HARUTOMO Takeyama bersama 26 karateka lainnya mengabdi untuk
perguruan Kyokushinkai. Sudah dua tahun ia menjadi uchideshi --
sebutan untuk para pengabdi. Pengorbanannya itu tak sia-sia. Ia
menjadi juara pertama Kejuaraan Internasional Kyokushinkai
Karate II di Istora Senayan, Jakarta, 20 Juni.
Menyandang Dan II, Takeyama dalam final mengalahkan rekan
senegaranya Atsuya Aoki. Di babak awal pertandingan yang memakai
sistem kontak langsung ini Takeyama sempat dihajar karateka
Indonesia Hendri. Dan grogi.
Bagi Takeyama baru ini suksesnya yang pertama di gelanggang
internasional. Di Jepang, kelas Takeyama adalah kelas B, satu
tingkat di bawah ketrampilan jago Kyokushinkai seperti Makoto
Nakamura dan Kenji Senpei -- keduanya pernah menjadi juara
dunia. Senpei adalah kampiun Kejuaraan Karate Dunia 1979.
Takeyama, tinggi 176 cm dan berat 83 kg, dilatih keras di dojo
(tempat latihan) pusat Kyokushinkai di Tokyo. Pendiri
Kyokushinkai, Master Mas Oyama sendiri turun tangan membinanya
dan uchideshi lainnya. Para pengabdi ini berlatih enam jam
sehari, enam hari setiap pekan. "Pokoknya selama di dojo tak ada
waktu untuk pacaran," kata Takeyama, 22 tahun.
Lembaga uchideshi ini dibentuk Oyama, 10 tahun silam. Ia menempa
karateka bermutu dan sekaligus menjadi pewaris Kyokushinkai.
"Tiap tahun peminatnya mencapai 200 orang. Yang diterima paling
banyak 10 orang," cerita Takeyama.
Syarat menjadi pengabdi, antara lain berijazah Sekolah Lanjutan
Tingkat Atas (SLTA), umur tak lebih dari 22 tahun, tinggi
minimal 170 cm dan berat 70 kg. Tidak pernah belajar karate
tidak menjadi masalah. Para calon mengikuti ujian yang diawasi
langsung oleh Oyama.
Pendidikannya selama tiga tahun. Tiap bulan pesertanya membayar
uang asrama dan makan sebanyak Rp 45.000.
Crew Cut
Setiap uchideshi baru menjalani masa percobaan selama tiga bulan
setelah lulus tes. Masa pembayatan ini, menurut Takeyama, penuh
"penderitaan". Tak ada hari yang dilewati tanpa latihan. Banyak
yang lari malam dari dojo dan tak kembali lagi. "Angkatan saya
waktu diterima jumlahnya delapan orang. Sekarang tinggal dua
orang," kata Takeyama.
Selama di dojo mereka dilarang merokok, minum sake, nonton
televisi. Pengabdi baru dibotakin. Mereka yang tingkatannya
lebih tinggi boleh berambut crew cut -- pangkas ala militer.

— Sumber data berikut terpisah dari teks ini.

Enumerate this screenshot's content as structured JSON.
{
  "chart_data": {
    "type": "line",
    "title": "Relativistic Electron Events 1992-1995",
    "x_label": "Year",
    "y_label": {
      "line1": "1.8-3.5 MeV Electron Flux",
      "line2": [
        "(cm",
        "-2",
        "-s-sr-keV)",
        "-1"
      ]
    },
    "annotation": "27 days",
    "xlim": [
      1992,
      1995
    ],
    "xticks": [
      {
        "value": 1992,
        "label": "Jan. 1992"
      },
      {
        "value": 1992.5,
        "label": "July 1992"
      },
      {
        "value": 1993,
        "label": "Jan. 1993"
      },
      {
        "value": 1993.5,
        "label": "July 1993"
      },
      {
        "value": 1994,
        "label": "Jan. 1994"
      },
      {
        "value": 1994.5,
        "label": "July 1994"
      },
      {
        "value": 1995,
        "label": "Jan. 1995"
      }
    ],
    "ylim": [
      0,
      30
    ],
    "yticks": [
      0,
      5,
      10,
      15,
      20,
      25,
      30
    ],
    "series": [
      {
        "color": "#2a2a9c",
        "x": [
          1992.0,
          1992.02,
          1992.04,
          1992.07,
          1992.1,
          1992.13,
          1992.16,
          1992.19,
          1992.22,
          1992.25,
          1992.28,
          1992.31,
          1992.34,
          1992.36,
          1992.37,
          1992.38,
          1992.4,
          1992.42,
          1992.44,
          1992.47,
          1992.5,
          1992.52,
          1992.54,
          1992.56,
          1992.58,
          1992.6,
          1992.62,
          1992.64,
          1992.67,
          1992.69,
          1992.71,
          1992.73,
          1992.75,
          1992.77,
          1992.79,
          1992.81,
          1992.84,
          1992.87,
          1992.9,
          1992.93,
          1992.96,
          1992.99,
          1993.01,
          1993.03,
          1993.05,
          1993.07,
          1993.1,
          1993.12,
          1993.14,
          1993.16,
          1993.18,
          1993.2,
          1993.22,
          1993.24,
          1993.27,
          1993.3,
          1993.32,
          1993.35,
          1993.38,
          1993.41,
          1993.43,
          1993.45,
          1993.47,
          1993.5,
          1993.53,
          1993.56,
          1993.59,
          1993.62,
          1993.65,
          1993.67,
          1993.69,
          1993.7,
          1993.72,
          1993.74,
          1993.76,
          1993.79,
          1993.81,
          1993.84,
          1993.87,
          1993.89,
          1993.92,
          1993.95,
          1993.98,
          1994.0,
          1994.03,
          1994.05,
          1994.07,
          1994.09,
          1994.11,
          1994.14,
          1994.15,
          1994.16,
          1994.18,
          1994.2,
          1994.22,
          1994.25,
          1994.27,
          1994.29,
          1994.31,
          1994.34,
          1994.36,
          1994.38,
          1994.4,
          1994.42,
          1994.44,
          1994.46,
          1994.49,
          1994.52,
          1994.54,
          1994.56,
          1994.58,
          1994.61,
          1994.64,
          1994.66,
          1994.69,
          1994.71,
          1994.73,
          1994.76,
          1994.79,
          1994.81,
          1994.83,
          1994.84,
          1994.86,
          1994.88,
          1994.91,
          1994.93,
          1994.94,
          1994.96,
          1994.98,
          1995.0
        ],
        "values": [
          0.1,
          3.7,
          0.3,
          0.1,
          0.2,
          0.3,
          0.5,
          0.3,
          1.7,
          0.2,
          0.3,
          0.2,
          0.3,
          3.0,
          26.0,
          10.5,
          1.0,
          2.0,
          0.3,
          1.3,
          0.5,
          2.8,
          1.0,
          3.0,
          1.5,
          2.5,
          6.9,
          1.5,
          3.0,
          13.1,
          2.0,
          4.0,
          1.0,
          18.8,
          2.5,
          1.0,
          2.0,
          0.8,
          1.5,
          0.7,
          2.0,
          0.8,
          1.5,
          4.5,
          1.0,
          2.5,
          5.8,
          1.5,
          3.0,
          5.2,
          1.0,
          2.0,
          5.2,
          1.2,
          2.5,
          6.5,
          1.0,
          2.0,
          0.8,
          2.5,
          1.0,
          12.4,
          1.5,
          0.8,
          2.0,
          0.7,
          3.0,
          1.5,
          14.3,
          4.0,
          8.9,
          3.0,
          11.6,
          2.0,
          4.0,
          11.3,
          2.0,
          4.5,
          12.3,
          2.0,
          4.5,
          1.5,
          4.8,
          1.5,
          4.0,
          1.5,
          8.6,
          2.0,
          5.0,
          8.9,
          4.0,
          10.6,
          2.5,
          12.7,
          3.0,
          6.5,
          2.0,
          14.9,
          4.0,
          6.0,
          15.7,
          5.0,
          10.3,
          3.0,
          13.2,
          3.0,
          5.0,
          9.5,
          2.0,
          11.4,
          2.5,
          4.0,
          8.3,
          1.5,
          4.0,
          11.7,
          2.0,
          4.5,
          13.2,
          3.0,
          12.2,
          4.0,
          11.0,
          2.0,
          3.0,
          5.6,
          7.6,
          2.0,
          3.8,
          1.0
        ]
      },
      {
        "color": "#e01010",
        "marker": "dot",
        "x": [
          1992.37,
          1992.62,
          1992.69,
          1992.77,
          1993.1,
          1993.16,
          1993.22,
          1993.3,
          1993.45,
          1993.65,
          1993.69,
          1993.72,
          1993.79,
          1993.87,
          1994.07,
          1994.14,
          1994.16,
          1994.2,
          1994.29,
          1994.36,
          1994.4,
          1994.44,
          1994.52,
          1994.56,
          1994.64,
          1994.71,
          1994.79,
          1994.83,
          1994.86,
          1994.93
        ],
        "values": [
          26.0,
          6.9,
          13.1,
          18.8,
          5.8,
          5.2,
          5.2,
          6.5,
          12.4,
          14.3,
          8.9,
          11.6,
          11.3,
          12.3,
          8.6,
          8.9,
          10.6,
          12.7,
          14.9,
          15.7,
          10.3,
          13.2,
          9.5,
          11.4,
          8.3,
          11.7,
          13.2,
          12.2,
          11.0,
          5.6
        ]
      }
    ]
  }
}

Mengapa menjadi pengabdi Kyokushinkai? "Sebab kami mencintai
karate," jawab Takeyama, putra keempat petani kecil dari
Kagoshima. Dengan orangtuanya, ia hanya bertemu dua minggu dalam
setahun.
Di dojo mereka membersihkan ruang tidur, yang mirip bangsal.
Uchideshi yang terkena piket malah harus membersihkan dojo,
kakus, dapur, bahkan memasak. Selain latihan fisik dan berbagai
jurus karate, mereka juga belajar bahasa Inggris dan filsafat
Konfusius dua kali dalam seminggu.
Pendidikan ini tak hanya diikuti oleh siswa Jepang. Juga
terdapat karateka asing. Dari Indonesia Ketua Kyokushinkai Nardi
T. Nirwanto pernah berlatih di sana, cuma dua bulan. Tapi
latihan jadi pengabdi itu tidak menjamin seorang akan jadi juara
dunia. Nakamura dan Senpei, dua karateka kebanggaan
Kyokushinkai, bukan bekas uchideshi.